Te Puni Kōkiri were honoured to host the Comprehensive Ainu Policy Office delegation last Waitangi weekend. Their visit to Aotearoa is a continuation of Japan’s interest in exploring deeper cooperation on indigenous policy development with Aotearoa.
Published: Monday, 20 February 2017 | Rāhina, 20 Huitanguru, 2017
Te Puni Kōkiri were honoured to host the Comprehensive Ainu Policy Office delegation last Waitangi weekend.
Their visit to Aotearoa is a continuation of Japan’s interest in exploring deeper cooperation on indigenous policy development with Aotearoa.
The delegation comprised of three government officials from the Council (Tokyo) and one academic from Hokkaido University (Sapporo).

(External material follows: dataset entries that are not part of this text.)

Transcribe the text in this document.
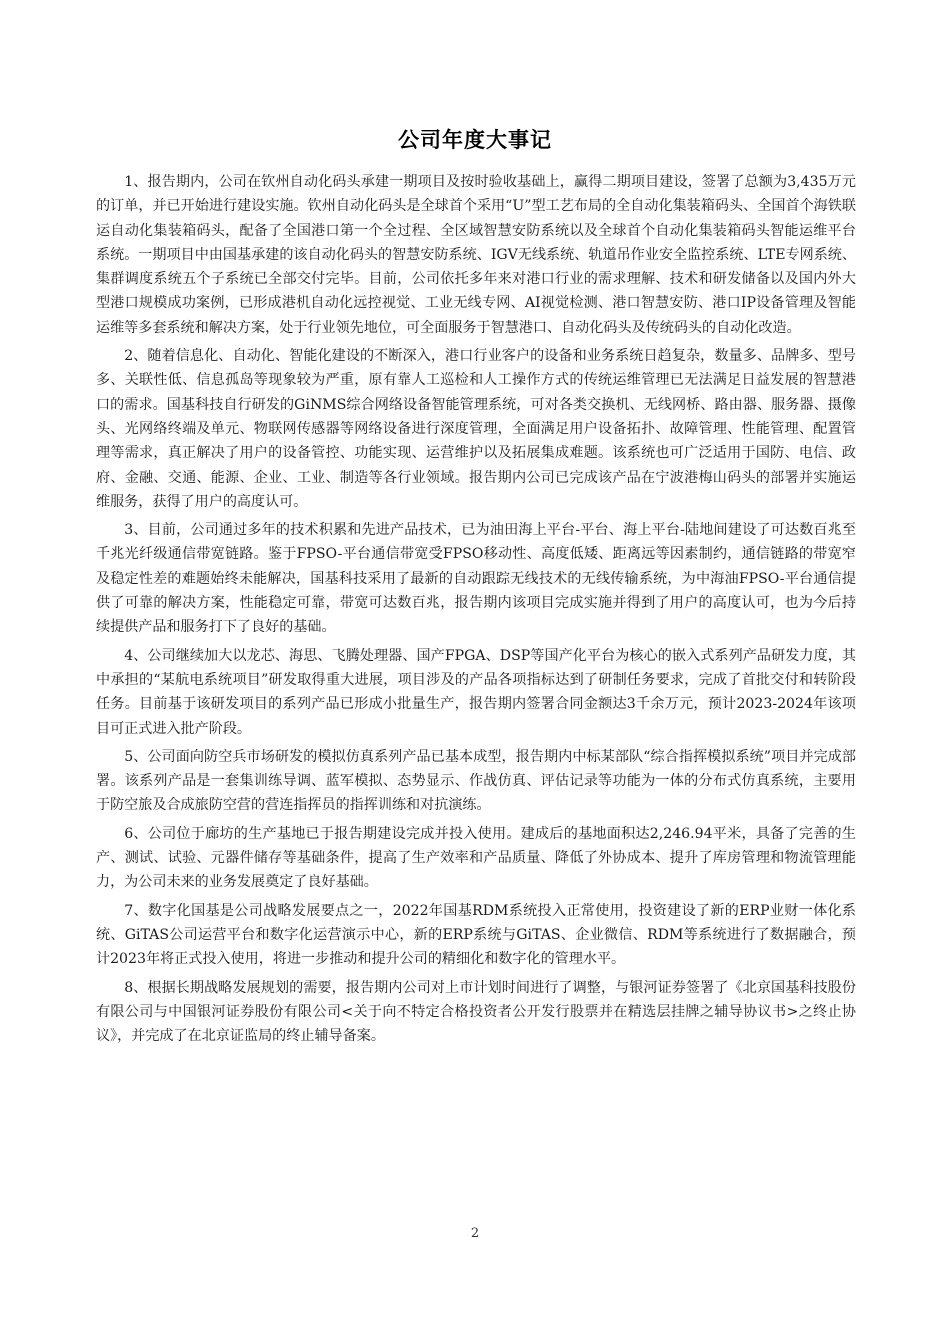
公司年度大事记

1、报告期内，公司在钦州自动化码头承建一期项目及按时验收基础上，赢得二期项目建设，签署了总额为3,435万元的订单，并已开始进行建设实施。钦州自动化码头是全球首个采用“U”型工艺布局的全自动化集装箱码头、全国首个海铁联运自动化集装箱码头，配备了全国港口第一个全过程、全区域智慧安防系统以及全球首个自动化集装箱码头智能运维平台系统。一期项目中由国基承建的该自动化码头的智慧安防系统、IGV无线系统、轨道吊作业安全监控系统、LTE专网系统、集群调度系统五个子系统已全部交付完毕。目前，公司依托多年来对港口行业的需求理解、技术和研发储备以及国内外大型港口规模成功案例，已形成港机自动化远控视觉、工业无线专网、AI视觉检测、港口智慧安防、港口IP设备管理及智能运维等多套系统和解决方案，处于行业领先地位，可全面服务于智慧港口、自动化码头及传统码头的自动化改造。

2、随着信息化、自动化、智能化建设的不断深入，港口行业客户的设备和业务系统日趋复杂，数量多、品牌多、型号多、关联性低、信息孤岛等现象较为严重，原有靠人工巡检和人工操作方式的传统运维管理已无法满足日益发展的智慧港口的需求。国基科技自行研发的GiNMS综合网络设备智能管理系统，可对各类交换机、无线网桥、路由器、服务器、摄像头、光网络终端及单元、物联网传感器等网络设备进行深度管理，全面满足用户设备拓扑、故障管理、性能管理、配置管理等需求，真正解决了用户的设备管控、功能实现、运营维护以及拓展集成难题。该系统也可广泛适用于国防、电信、政府、金融、交通、能源、企业、工业、制造等各行业领域。报告期内公司已完成该产品在宁波港梅山码头的部署并实施运维服务，获得了用户的高度认可。

3、目前，公司通过多年的技术积累和先进产品技术，已为油田海上平台-平台、海上平台-陆地间建设了可达数百兆至千兆光纤级通信带宽链路。鉴于FPSO-平台通信带宽受FPSO移动性、高度低矮、距离远等因素制约，通信链路的带宽窄及稳定性差的难题始终未能解决，国基科技采用了最新的自动跟踪无线技术的无线传输系统，为中海油FPSO-平台通信提供了可靠的解决方案，性能稳定可靠，带宽可达数百兆，报告期内该项目完成实施并得到了用户的高度认可，也为今后持续提供产品和服务打下了良好的基础。

4、公司继续加大以龙芯、海思、飞腾处理器、国产FPGA、DSP等国产化平台为核心的嵌入式系列产品研发力度，其中承担的“某航电系统项目”研发取得重大进展，项目涉及的产品各项指标达到了研制任务要求，完成了首批交付和转阶段任务。目前基于该研发项目的系列产品已形成小批量生产，报告期内签署合同金额达3千余万元，预计2023-2024年该项目可正式进入批产阶段。

5、公司面向防空兵市场研发的模拟仿真系列产品已基本成型，报告期内中标某部队“综合指挥模拟系统”项目并完成部署。该系列产品是一套集训练导调、蓝军模拟、态势显示、作战仿真、评估记录等功能为一体的分布式仿真系统，主要用于防空旅及合成旅防空营的营连指挥员的指挥训练和对抗演练。

6、公司位于廊坊的生产基地已于报告期建设完成并投入使用。建成后的基地面积达2,246.94平米，具备了完善的生产、测试、试验、元器件储存等基础条件，提高了生产效率和产品质量、降低了外协成本、提升了库房管理和物流管理能力，为公司未来的业务发展奠定了良好基础。

7、数字化国基是公司战略发展要点之一，2022年国基RDM系统投入正常使用，投资建设了新的ERP业财一体化系统、GiTAS公司运营平台和数字化运营演示中心，新的ERP系统与GiTAS、企业微信、RDM等系统进行了数据融合，预计2023年将正式投入使用，将进一步推动和提升公司的精细化和数字化的管理水平。

8、根据长期战略发展规划的需要，报告期内公司对上市计划时间进行了调整，与银河证券签署了《北京国基科技股份有限公司与中国银河证券股份有限公司<关于向不特定合格投资者公开发行股票并在精选层挂牌之辅导协议书>之终止协议》，并完成了在北京证监局的终止辅导备案。

2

Delegation spokesperson, Akira Matsunaga, said ‘the biggest issue they are facing at the moment is language revitalisation’.
“Of the 25,000 indigenous Japanese, only a very limited number of Ainu can speak and understand the indigenous language. Ainu elders are the last remaining speakers of the Ainu language, so we don’t have much time.”
“In this regard, New Zealand has a lot of experience that we would like to learn from," Mr Akira says.
The Comprehensive Ainu Policy Office is in the process of establishing a National Centre to assist the revitalisation of the Ainu culture.
During their visit, the delegation met with the Minister for Māori Development, Te Ururoa Flavell, NZ Māori Tourism and several Māori businesses to explore Māori culture, business, leadership and innovation.
To support the indigenous policy exchange, Te Puni Kōkiri hosted a Māori public policy seminar for the Council to develop their understanding of indigenous policy in Aotearoa.
Members from Te Puni Kōkiri Economic Wealth and Crown-Māori Relations teams collaborated with the Auckland and Rotorua Regional Offices to organise the 4 day programme.
Economic Wealth Manager, Taria Tahana, said, “It was a delight to host the Ainu Delegation from Japan”.
“We are proud to promote Māori innovation and leadership and visits like these provide a platform to build and strengthen our people-to- people links. Establishing an enduring relationship will support Māori to build our cultural competency and confidence to engage with Japan”, says Taria.
Mā whero, mā pango ka oti ai te mahi
With red and black the work will be complete – cooperation where everyone plays their part.